Elçin Poyrazlar: Yani yine cehennem bekliyor tabii ki de, onu tabii ki roman formatına sokunca bambaşka bir yere gitmek gerekiyor. Şimdi hem gazeteciler, hem kadınlar için Türkiye bir cehennem. Bu benim için malzeme anlamında cennet mi? Değil tabii ki. Çünkü hiçbir romancı “oh ne güzel insanlar da öldürülüyor” ya da “çok da haber var, ben bunu yapayım” diye oturup yazmıyor. Bu benim pandemi döneminde yazdığım bir romandı. Beni hasta eden bir romandı. Yani gerçekten bazı yerlerinde yani ağlamamak için, bağırmamak için, çok daha sert yazmamak için kendimi zor tuttum, neyse ki editörüm sağ olsun, Hülya Balcı Bayhan beni frenledi. Çünkü o zaman şöyle oluyor, bu bir katarsis oluyor. Yani benim öfkem var, benim bazı duygularım var ve benim onu boşaltmam gerekiyor. Ve o boşalttığım duyguyu da “okur ne yaparsa yapsın” demeniz gerekiyor. Bu böyle olmaz. Romancılığın başka yöntemleri var, bazı yazılmamış kuralları var diyeyim. Ve tabii ki onu daha roman haline getirip belli bir mesafeden belli bir soğukluktan bakmak gerekiyor. Şimdi malzeme olarak soruyorsanız bir polisiye, roman yazarı olarak, inanılmaz malzeme var Türkiye’de. Fakat şöyle bir dezavantajı var onun. O zaman yazacağınız şey inandırıcılığını kaybediyor çünkü yazdığınız şey çok daha hafif kalıyor. Yani Türkiye’de mesela bir Palu ailesi var, Yani Pınar Gültekin davası var, Şule Çet davası var, Münevver Karabulut var… Bunların her birisi benim asla belki de şiddet olarak düşünemeyeceğim boyutlarda, dehşet veren olaylar. O yüzden de yani gerçek her zaman kurguyu geçiyor. Ben sadece o gerçeğin arka planını, karakterlerin duygularını, o yaşanan dehşetin içindeki kurbanların hislerini yansıtabilirim gibime geliyor. Ama şöyle de bir ümidim var. Yani aman yeter ki Türkiye’de kadın cinayetleri dursun, ben yine uydururum, ben yine bulurum başka bir cinayet. Türkiye bu anlamda hem çok zor, polisiye yazar olarak hem de gazeteci olarak… Hem de bir taraftan inanılmaz malzeme veren… Çünkü suç artık kurumsallaşmış neredeyse, milli spora dönüşmüş bir kadın kıyımı var, bir suç, sistematik bir suç var. Onu yazmamak da bana çok lüks geliyor. Yani bu kadar büyük bir suç sistemi varken yazmamak onun yanından geçmek, işte bir malikanede dokuz kişi toplansın birisi ölsün, Hani Agata Christie tarzı yazmak da bana biraz tuhaf açıkçası.
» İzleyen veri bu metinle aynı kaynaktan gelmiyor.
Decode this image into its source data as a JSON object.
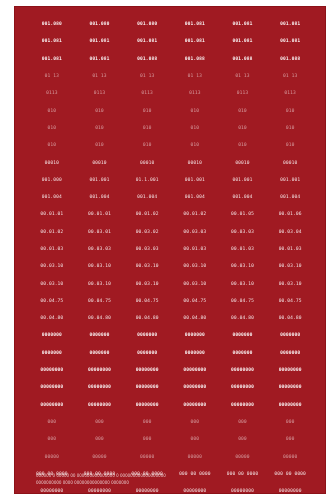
{
  "sheet": {
    "rows": [
      {
        "style": "bold",
        "cells": [
          "001.080",
          "001.080",
          "001.080",
          "001.081",
          "001.081",
          "001.081"
        ]
      },
      {
        "style": "bold",
        "cells": [
          "001.081",
          "001.081",
          "001.081",
          "001.081",
          "001.081",
          "001.081"
        ]
      },
      {
        "style": "bold",
        "cells": [
          "001.081",
          "001.081",
          "001.088",
          "001.088",
          "001.088",
          "001.088"
        ]
      },
      {
        "style": "dim",
        "cells": [
          "01 13",
          "01 13",
          "01 13",
          "01 13",
          "01 13",
          "01 13"
        ]
      },
      {
        "style": "dim",
        "cells": [
          "0113",
          "0113",
          "0113",
          "0113",
          "0113",
          "0113"
        ]
      },
      {
        "style": "dim",
        "cells": [
          "010",
          "010",
          "010",
          "010",
          "010",
          "010"
        ]
      },
      {
        "style": "dim",
        "cells": [
          "010",
          "010",
          "010",
          "010",
          "010",
          "010"
        ]
      },
      {
        "style": "dim",
        "cells": [
          "010",
          "010",
          "010",
          "010",
          "010",
          "010"
        ]
      },
      {
        "style": "normal",
        "cells": [
          "00010",
          "00010",
          "00010",
          "00010",
          "00010",
          "00010"
        ]
      },
      {
        "style": "normal",
        "cells": [
          "001.000",
          "001.001",
          "01.1.001",
          "001.001",
          "001.001",
          "001.001"
        ]
      },
      {
        "style": "normal",
        "cells": [
          "001.004",
          "001.004",
          "001.004",
          "001.004",
          "001.004",
          "001.004"
        ]
      },
      {
        "style": "normal",
        "cells": [
          "00.01.01",
          "00.01.01",
          "00.01.02",
          "00.01.02",
          "00.01.05",
          "00.01.06"
        ]
      },
      {
        "style": "normal",
        "cells": [
          "00.01.02",
          "00.03.01",
          "00.03.02",
          "00.03.03",
          "00.03.03",
          "00.03.04"
        ]
      },
      {
        "style": "normal",
        "cells": [
          "00.01.03",
          "00.03.03",
          "00.03.03",
          "00.01.03",
          "00.01.03",
          "00.01.03"
        ]
      },
      {
        "style": "normal",
        "cells": [
          "00.03.10",
          "00.03.10",
          "00.03.10",
          "00.03.10",
          "00.03.10",
          "00.03.10"
        ]
      },
      {
        "style": "normal",
        "cells": [
          "00.03.10",
          "00.03.10",
          "00.03.10",
          "00.03.10",
          "00.03.10",
          "00.03.10"
        ]
      },
      {
        "style": "normal",
        "cells": [
          "00.04.75",
          "00.04.75",
          "00.04.75",
          "00.04.75",
          "00.04.75",
          "00.04.75"
        ]
      },
      {
        "style": "normal",
        "cells": [
          "00.04.80",
          "00.04.80",
          "00.04.80",
          "00.04.80",
          "00.04.80",
          "00.04.80"
        ]
      },
      {
        "style": "bold",
        "cells": [
          "0000000",
          "0000000",
          "0000000",
          "0000000",
          "0000000",
          "0000000"
        ]
      },
      {
        "style": "bold",
        "cells": [
          "0000000",
          "0000000",
          "0000000",
          "0000000",
          "0000000",
          "0000000"
        ]
      },
      {
        "style": "bold",
        "cells": [
          "00000000",
          "00000000",
          "00000000",
          "00000000",
          "00000000",
          "00000000"
        ]
      },
      {
        "style": "bold",
        "cells": [
          "00000000",
          "00000000",
          "00000000",
          "00000000",
          "00000000",
          "00000000"
        ]
      },
      {
        "style": "bold",
        "cells": [
          "00000000",
          "00000000",
          "00000000",
          "00000000",
          "00000000",
          "00000000"
        ]
      },
      {
        "style": "dim",
        "cells": [
          "000",
          "000",
          "000",
          "000",
          "000",
          "000"
        ]
      },
      {
        "style": "dim",
        "cells": [
          "000",
          "000",
          "000",
          "000",
          "000",
          "000"
        ]
      },
      {
        "style": "dim",
        "cells": [
          "00000",
          "00000",
          "00000",
          "00000",
          "00000",
          "00000"
        ]
      },
      {
        "style": "normal",
        "cells": [
          "000 00 0000",
          "000 00 0000",
          "000 00 0000",
          "000 00 0000",
          "000 00 0000",
          "000 00 0000"
        ]
      },
      {
        "style": "normal",
        "cells": [
          "00000000",
          "00000000",
          "00000000",
          "00000000",
          "00000000",
          "00000000"
        ]
      }
    ],
    "footer_lines": [
      "000000 0 00000 00 000000000000000 0 000000000000000000",
      "0000000000 0000 00000000000000 0000000"
    ]
  }
}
Müge İplikçi: Bu Pınar Gültekin cinayetiyle ilgili Cumhuriyet’te kaleme aldığın dokunaklı bir yazın var ve diyorsun ki “Pınar Gültekin cinayetinin otopsi raporunu okuduğumdan beri kendimde değilim” …Türkiye odaklı düşündüğümüzde hakikaten kurgu ötesi bir gerçek var. Bu noktadan bakıldığında mesela İngiltere’de yaşayan bir insan olarak bunu anlatabiliyor musun oradaki insanlara?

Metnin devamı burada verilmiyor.